'O Brutalista' e uma América que devora seus refugiados
Novo filme de Brady Corbet faz uma ficção sobre as mazelas de refugiados europeus na América. Está em cartaz nos cinemas brasileiros.

O termo "brutalismo" advém do francês béton brut, que significa "concreto bruto". Tal corrente da arquitetura preza por não esconder os materiais utilizados na construção de suas edificações, dispensando ornamentos. De certa forma, Brady Corbet inspira-se nessa linha de pensamento, desde o design dos créditos e cenários até a trama de sua nova ficção, com mais de três horas de duração, que busca retratar uma América sem adornos, sólida, fria e bruta como o concreto.

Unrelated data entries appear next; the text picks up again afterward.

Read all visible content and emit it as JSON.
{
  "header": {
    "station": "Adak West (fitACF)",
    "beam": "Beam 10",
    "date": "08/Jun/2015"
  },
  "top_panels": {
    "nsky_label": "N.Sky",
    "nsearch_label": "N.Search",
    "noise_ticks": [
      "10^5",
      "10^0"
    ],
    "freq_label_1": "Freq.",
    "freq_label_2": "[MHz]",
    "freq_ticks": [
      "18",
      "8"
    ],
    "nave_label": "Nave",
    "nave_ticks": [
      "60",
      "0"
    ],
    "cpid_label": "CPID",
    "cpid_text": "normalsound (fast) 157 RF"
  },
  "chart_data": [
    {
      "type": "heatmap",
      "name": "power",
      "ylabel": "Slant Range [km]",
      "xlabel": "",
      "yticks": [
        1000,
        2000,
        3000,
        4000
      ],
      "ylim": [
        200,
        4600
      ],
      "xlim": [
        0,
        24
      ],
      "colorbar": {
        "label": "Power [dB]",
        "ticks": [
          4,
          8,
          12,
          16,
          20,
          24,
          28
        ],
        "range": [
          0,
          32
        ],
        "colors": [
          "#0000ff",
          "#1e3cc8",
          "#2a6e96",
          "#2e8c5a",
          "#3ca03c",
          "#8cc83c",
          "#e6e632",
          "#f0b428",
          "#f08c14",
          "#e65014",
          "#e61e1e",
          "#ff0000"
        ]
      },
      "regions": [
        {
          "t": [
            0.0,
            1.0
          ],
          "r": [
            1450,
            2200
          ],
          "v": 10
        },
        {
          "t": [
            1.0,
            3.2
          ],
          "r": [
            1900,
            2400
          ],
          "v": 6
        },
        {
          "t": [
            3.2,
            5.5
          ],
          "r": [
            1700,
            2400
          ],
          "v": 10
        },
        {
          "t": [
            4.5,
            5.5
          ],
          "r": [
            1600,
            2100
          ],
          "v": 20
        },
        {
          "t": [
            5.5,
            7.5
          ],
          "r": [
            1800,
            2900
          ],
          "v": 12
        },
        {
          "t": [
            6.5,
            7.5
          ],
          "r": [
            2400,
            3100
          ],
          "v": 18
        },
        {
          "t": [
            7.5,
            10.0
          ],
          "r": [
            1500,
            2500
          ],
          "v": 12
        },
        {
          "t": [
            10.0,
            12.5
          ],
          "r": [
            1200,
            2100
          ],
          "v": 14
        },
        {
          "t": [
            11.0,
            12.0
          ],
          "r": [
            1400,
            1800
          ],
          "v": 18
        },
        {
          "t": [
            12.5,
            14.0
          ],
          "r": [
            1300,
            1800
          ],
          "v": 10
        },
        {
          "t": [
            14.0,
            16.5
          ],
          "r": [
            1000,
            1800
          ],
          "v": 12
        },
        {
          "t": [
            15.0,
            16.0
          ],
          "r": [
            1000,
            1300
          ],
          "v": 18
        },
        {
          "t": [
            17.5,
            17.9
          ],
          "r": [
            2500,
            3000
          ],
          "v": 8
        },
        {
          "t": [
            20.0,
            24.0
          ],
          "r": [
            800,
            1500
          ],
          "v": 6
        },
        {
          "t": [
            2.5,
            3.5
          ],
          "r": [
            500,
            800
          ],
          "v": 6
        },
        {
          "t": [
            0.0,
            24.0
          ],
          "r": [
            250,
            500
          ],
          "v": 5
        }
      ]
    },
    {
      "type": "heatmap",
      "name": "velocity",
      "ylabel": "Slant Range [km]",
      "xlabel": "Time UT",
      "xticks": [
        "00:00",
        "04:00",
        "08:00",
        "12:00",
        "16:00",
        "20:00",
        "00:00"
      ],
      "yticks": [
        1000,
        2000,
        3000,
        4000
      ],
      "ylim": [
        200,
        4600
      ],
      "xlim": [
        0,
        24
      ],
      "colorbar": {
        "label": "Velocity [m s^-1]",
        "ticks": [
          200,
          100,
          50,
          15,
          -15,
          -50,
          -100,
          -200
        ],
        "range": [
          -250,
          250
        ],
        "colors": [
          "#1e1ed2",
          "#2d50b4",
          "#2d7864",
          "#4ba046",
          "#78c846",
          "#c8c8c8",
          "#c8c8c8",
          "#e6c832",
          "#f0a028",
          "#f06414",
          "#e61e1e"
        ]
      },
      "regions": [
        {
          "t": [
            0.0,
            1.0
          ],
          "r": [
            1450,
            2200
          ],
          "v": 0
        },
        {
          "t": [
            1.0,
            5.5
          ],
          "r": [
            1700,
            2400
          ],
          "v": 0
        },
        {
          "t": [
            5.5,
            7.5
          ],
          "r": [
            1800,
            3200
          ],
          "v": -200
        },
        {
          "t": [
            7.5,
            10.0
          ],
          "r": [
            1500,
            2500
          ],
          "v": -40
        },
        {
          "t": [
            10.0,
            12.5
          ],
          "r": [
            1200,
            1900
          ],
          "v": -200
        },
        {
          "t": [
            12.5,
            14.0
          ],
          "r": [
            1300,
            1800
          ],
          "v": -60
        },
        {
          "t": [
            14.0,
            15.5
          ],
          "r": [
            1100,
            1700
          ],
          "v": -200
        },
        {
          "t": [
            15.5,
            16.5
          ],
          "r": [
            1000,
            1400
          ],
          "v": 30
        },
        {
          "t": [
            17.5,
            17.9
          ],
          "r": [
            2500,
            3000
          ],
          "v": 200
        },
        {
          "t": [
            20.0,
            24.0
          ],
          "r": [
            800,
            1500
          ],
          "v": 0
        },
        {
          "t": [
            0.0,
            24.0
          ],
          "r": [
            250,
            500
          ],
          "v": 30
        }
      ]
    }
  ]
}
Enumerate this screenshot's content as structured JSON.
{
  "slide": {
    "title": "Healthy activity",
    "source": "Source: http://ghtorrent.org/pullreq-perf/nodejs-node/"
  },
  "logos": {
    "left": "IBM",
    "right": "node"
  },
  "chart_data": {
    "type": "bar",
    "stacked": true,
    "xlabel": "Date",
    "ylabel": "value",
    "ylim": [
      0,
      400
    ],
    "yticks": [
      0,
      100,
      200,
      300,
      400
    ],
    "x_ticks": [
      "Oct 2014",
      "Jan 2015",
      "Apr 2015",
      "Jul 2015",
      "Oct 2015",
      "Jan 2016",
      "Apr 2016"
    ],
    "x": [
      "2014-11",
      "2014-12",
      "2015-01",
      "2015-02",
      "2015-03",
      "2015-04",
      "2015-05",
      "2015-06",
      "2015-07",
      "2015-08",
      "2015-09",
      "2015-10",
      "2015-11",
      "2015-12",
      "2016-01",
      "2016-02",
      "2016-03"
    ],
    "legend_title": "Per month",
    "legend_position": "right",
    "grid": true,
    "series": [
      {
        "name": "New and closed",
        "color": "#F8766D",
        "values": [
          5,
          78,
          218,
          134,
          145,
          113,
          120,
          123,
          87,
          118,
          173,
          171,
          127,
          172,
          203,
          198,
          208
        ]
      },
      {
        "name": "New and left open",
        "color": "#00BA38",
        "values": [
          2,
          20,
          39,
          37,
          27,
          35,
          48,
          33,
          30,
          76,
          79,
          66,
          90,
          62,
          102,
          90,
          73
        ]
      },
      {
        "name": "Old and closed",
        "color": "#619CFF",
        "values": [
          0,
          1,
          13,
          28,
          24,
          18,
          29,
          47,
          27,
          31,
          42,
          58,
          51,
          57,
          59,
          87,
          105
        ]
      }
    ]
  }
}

O simbólico cartaz do filme, com a Torre da Liberdade de cabeça para baixo, simboliza a inversão dos valores propostos. Não há sonho a ser perseguido nem futuro próspero à vista para o arquiteto László Toth, interpretado por Adrien Brody, que foge da Hungria para os Estados Unidos como refugiado da Segunda Guerra Mundial, deixando para trás sua esposa, Erzsébet Tóth (Felicity Jones), e sua obra.
A produção é dividida em duas partes de 1h40 cada, além do interstício na metade da projeção, relembrando a experiência de assistir os longuíssimos épicos como Ben-Hur (1959); e do epílogo ao final.
No primeiro capítulo, acompanhamos os momentos iniciais de László em sua nova vida na América, cercado por preconceito e precarização. Mesmo quando seu trabalho parecia estar próximo de uma tão almejada redenção, a marca da discriminação e do ódio o empurram para o isolamento e dependencia química.
Essa situação muda quando László é contratado pelo riquíssimo Harrison Lee Van Buren (Guy Pearce), um homem que transformará sua condição atual a um custo elevadíssimo. O segundo capítulo começa justamente com o retorno de Erzsébet Tóth e a jornada do protagonista para reconstruir seu casamento e finalizar a grandiosa obra encomendada por Harrison.
O filme cobre décadas da vida do personagem principal, com especial foco na sua árdua tarefa de conquistar o reconhecimento de seu trabalho e a dignidade como um homem para além do rótulo de refugiado. O epílogo da narrativa tenta esboçar essa recompensa anos mais tarde dos principais eventos da história, afirmando que por mais que o processo tenha sido um verdadeiro pandemônio, o resultado final é o que prevalece.
Adrien Brody, mais uma vez, entrega uma atuação digna de Oscar, revivendo a persona de refugiado da Segunda Guerra Mundial (com a qual conquistou sua primeira estatueta em O Pianista, em 2002). Sua habilidade em expressar as emoções complexas de seu personagem enriquece diversas cenas icônicas do longa. Um destaque vai para o momento em que ele é convidado a jantar com Harrison Lee, ou mesmo quando o magnata lhe pergunta o motivo de querer ser arquiteto.
As discussões sobre arquitetura são outro ponto positivo de O Brutalista. Contudo, é curioso como um filme de mais de três horas não conseguiu explorar toda a riqueza de possibilidades que esses diálogos poderiam oferecer.
A obra serve muito bem como uma alegoria sobre os refugiados em diversas partes do mundo, com um recorte especial para o modo como os norte-americanos consomem a mão de obra desses indivíduos sem lhes garantir dignidade ou reciprocidade.
Mesmo com um orçamento modesto para os padrões de Hollywood, O Brutalista convence como um drama épico do tipo que a Academia costuma premiar pelo mérito de abordar grandes temas e discussões típicas de seu país.
Indicado a dez categorias do Oscar 2025, O Brutalista em algum momento despontou como favorito a categoria principal, tendo inclusive vencido o Globo de Ouro de Melhor Filme. Conforme a temporada de premiações vai se afunilando, o filme parece perder o fôlego para outros bons concorrentes, mas é bom ficar de olho em Adrien Brody que vem pavimentando de forma maciça sua segunda estatueta, talvez ameaçada por um suposto desconhecido.